Nestlé: un commerçant éthique?

La livraison de juin du magazine Pubilc Eye consacre deux articles au cas des producteurs de café mexicains qui, il y a une quinzaine d’années, avaient opté pour un programme de mise à niveau de leur exploitation mis à disposition par Nestlé. Grâce à ce programme de reconversion vers la culture du café robusta (utilisé pour le Nescafé) en lieu et place de la traditionnelle me arabica, les exploitants devaient recevoir des plantes à plus haut rendement, donc augmenter, voire doubler, leurs revenus. Cette reconversion devait se faire sans soutien financier de Nestlé et sans aucune garantie ni sur les volumes ni sur les prix d’achat. Après quelques bonnes années, la conjoncture a tourné. En dépit de la bonne qualité des productions, les acheteurs – dont la majorité travaille pour Nestlé – font la grimace ce qui contraint les producteurs à brader leurs récoltes, de crier leur misère et de monter aux barricades tout en reprochant à Nestlé l’absence d’éthique. Selon les auteurs des articles, Nestlé se refuse à tout commentaire sur ce cas précis, tout en vantant dans ses rapports annuels les vertus de la « valeur partagée ».

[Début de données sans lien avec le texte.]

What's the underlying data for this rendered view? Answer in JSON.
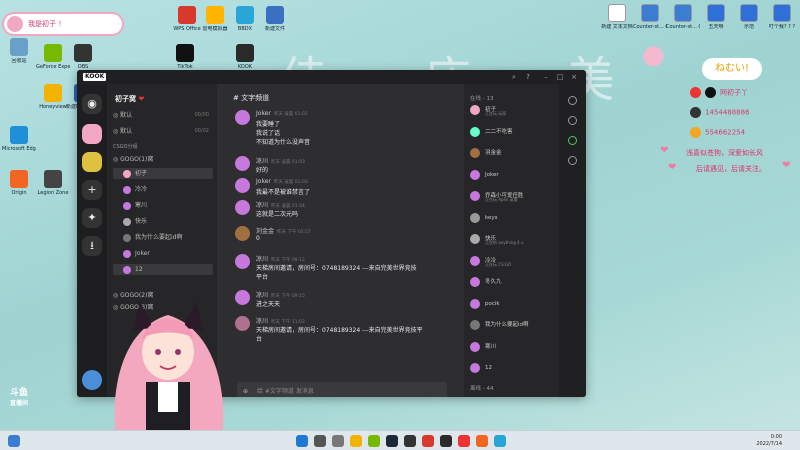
{
  "desktop": {
    "bg_text": "佳 庙 美",
    "streamer_tag": "我是初子 ！",
    "icons": [
      {
        "label": "回收站",
        "color": "#6aa0c8"
      },
      {
        "label": "Microsoft Edge",
        "color": "#1f8fd8"
      },
      {
        "label": "WPS Office",
        "color": "#d9392d"
      },
      {
        "label": "雷电模拟器",
        "color": "#ffb400"
      },
      {
        "label": "BBDX",
        "color": "#2aa5d8"
      },
      {
        "label": "新建文件",
        "color": "#3b6fc2"
      },
      {
        "label": "GeForce Experience",
        "color": "#76b900"
      },
      {
        "label": "OBS",
        "color": "#333"
      },
      {
        "label": "Honeyview",
        "color": "#f2b400"
      },
      {
        "label": "TikTok",
        "color": "#111"
      },
      {
        "label": "新建DOCX 文档",
        "color": "#2b5fb8"
      },
      {
        "label": "Origin",
        "color": "#f26522"
      },
      {
        "label": "Legion Zone",
        "color": "#444"
      },
      {
        "label": "KOOK",
        "color": "#2a2a2a"
      }
    ],
    "right_icons": [
      {
        "label": "新建 文本文档",
        "color": "#fff"
      },
      {
        "label": "Counter-st... Global Of...",
        "color": "#3a7dd1"
      },
      {
        "label": "Counter-st... Global Of...",
        "color": "#3a7dd1"
      },
      {
        "label": "五天啊",
        "color": "#2f6fd8"
      },
      {
        "label": "示范",
        "color": "#2f6fd8"
      },
      {
        "label": "叮个我? ? ?",
        "color": "#2f6fd8"
      }
    ]
  },
  "overlay": {
    "speech": "ねむい!",
    "lines": [
      {
        "text": "网初子丫",
        "color": "#d33b6f"
      },
      {
        "text": "1454488886",
        "color": "#d33b6f"
      },
      {
        "text": "554662254",
        "color": "#d33b6f"
      }
    ],
    "slogan1": "浅喜似苍狗，深爱如长风",
    "slogan2": "后请遇见，后请关注。",
    "platform": "斗鱼",
    "platform_sub": "直播间"
  },
  "kook": {
    "logo": "KOOK",
    "server_name": "初子窝",
    "channels": [
      {
        "label": "默认",
        "meta": "00/00",
        "kind": "voice"
      },
      {
        "label": "默认",
        "meta": "00/02",
        "kind": "voice"
      }
    ],
    "group1": "CSGO分组",
    "group2": "GOGO(1)窝",
    "voice_members": [
      {
        "label": "初子",
        "color": "#f2a7c3",
        "sel": true
      },
      {
        "label": "冷冷",
        "color": "#c678dd"
      },
      {
        "label": "寒川",
        "color": "#c678dd"
      },
      {
        "label": "快乐",
        "color": "#aaa"
      },
      {
        "label": "我为什么要起id啊",
        "color": "#777"
      },
      {
        "label": "Joker",
        "color": "#c678dd"
      },
      {
        "label": "12",
        "color": "#c678dd",
        "sel": true
      }
    ],
    "group3": "GOGO(2)窝",
    "group3b": "GOGO(3)窝",
    "channel_title": "文字频道",
    "messages": [
      {
        "name": "Joker",
        "time": "昨天 凌晨 01:02",
        "color": "#c678dd",
        "lines": [
          "我要睡了",
          "我说了话",
          "不知道为什么没声音"
        ]
      },
      {
        "name": "凉川",
        "time": "昨天 凌晨 01:03",
        "color": "#c678dd",
        "lines": [
          "好的"
        ]
      },
      {
        "name": "Joker",
        "time": "昨天 凌晨 01:03",
        "color": "#c678dd",
        "lines": [
          "我最不是被谁禁言了"
        ]
      },
      {
        "name": "凉川",
        "time": "昨天 凌晨 01:04",
        "color": "#c678dd",
        "lines": [
          "这就是二次元吗"
        ]
      },
      {
        "name": "刘金金",
        "time": "昨天 下午 05:57",
        "color": "#a07040",
        "lines": [
          "0"
        ]
      },
      {
        "name": "凉川",
        "time": "昨天 下午 09:12",
        "color": "#c678dd",
        "lines": [
          "天梯房间邀请，房间号：0748189324 ---来自完美世界竞技",
          "平台"
        ]
      },
      {
        "name": "凉川",
        "time": "昨天 下午 09:15",
        "color": "#c678dd",
        "lines": [
          "进之天天"
        ]
      },
      {
        "name": "凉川",
        "time": "昨天 下午 11:02",
        "color": "#b07090",
        "lines": [
          "天梯房间邀请，房间号：0748189324 ---来自完美世界竞技平",
          "台"
        ]
      }
    ],
    "input_placeholder": "给 #文字频道 发消息",
    "online_header": "在线 - 13",
    "members": [
      {
        "name": "初子",
        "sub": "正在玩 玩家",
        "color": "#f2a7c3"
      },
      {
        "name": "二二不吃害",
        "sub": "",
        "color": "#6fc"
      },
      {
        "name": "羽金金",
        "sub": "",
        "color": "#a07040"
      },
      {
        "name": "Joker",
        "sub": "",
        "color": "#c678dd"
      },
      {
        "name": "乔森小可爱任胜",
        "sub": "正在玩 Apex 英雄",
        "color": "#c678dd"
      },
      {
        "name": "keys",
        "sub": "",
        "color": "#999"
      },
      {
        "name": "快乐",
        "sub": "正在听 anything 4 u",
        "color": "#aaa"
      },
      {
        "name": "冷冷",
        "sub": "正在玩 CS:GO",
        "color": "#c678dd"
      },
      {
        "name": "冬久九",
        "sub": "",
        "color": "#c678dd"
      },
      {
        "name": "pocik",
        "sub": "",
        "color": "#c678dd"
      },
      {
        "name": "我为什么要起id啊",
        "sub": "",
        "color": "#777"
      },
      {
        "name": "寒川",
        "sub": "",
        "color": "#c678dd"
      },
      {
        "name": "12",
        "sub": "",
        "color": "#c678dd"
      }
    ],
    "offline_header": "离线 - 44"
  },
  "taskbar": {
    "time": "0:00",
    "date": "2022/7/14"
  }
}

Des promesses ou de simples conseils?

La situation décrite par Public Eye pose la question des limites de la responsabilité envers les fournisseurs. Nestlé aurait-il dû s’abstenir de prôner la reconversion des exploitations, sachant mieux que quiconque que les marchés sont instables par nature et que les risques pour les petits exploitants deviennent rapidement existentiels, donc vitaux ? L’entreprise aurait-elle péché par un excès d’optimisme dans sa communication auprès d’une population qui aurait pris ses conseils pour des promesses ? Aurait-elle dû donner des garanties de recettes à moyen ou long terme, sachant d’une part il faut beaucoup de temps pour que les nouvelles productions et nouvelles manières de faire s’enracine dans les terroirs, et sachant d’autre part que le café brut ne représente qu’une petite fraction de la valeur ajoutée (du prix final) payée par le consommateur. Le risque financier était sans doute envisageable, mais cela aurait pu être vu comme un précédent dangereux susceptible de s’étendre à l’ensemble des chaines d’approvisionnement de l’entreprise.

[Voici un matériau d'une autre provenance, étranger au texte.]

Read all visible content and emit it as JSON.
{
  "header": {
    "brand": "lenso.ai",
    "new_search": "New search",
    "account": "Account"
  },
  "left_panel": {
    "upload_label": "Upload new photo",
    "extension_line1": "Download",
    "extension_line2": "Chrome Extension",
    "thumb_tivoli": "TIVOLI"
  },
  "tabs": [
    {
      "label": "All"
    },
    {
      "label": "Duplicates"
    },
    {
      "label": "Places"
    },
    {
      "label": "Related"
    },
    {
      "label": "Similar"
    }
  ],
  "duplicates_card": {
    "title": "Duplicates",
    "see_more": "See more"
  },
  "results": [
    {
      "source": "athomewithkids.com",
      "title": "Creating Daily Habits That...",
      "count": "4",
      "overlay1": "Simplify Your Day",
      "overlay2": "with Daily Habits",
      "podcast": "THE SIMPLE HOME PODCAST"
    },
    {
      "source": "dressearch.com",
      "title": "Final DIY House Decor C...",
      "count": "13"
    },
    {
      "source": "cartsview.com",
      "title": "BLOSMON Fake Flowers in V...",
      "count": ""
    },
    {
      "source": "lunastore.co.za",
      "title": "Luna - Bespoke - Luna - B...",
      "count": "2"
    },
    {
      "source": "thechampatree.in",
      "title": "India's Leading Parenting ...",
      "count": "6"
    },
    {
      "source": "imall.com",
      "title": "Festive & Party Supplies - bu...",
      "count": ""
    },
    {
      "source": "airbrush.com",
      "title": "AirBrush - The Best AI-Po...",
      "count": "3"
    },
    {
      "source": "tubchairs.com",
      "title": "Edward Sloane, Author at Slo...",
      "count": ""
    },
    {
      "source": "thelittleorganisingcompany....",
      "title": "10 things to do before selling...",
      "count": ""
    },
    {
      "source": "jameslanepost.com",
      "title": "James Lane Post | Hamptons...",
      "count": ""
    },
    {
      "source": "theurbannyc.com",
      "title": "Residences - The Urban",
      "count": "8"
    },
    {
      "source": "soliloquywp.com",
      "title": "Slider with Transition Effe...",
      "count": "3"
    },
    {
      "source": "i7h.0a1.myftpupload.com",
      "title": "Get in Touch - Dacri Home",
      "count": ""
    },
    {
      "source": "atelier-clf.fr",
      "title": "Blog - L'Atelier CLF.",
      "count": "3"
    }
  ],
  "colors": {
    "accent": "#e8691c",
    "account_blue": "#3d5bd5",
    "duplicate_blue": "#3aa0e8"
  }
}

Conclusion : pour que la valeur soit véritablement partagée dans la durée, il faut que les risques le soient aussi. Cet engagement-là est visiblement inacceptable pour la logique de l’actionnaire qui règne à Vevey n’en déplaise aux chartes et principes.

Membres de l'association colombienne Atucsara travaillant dans une plantation de café | © AdC
31 juillet 2024 | 09:48
par Paul Dembinski
Temps de lecture : env. 3  min.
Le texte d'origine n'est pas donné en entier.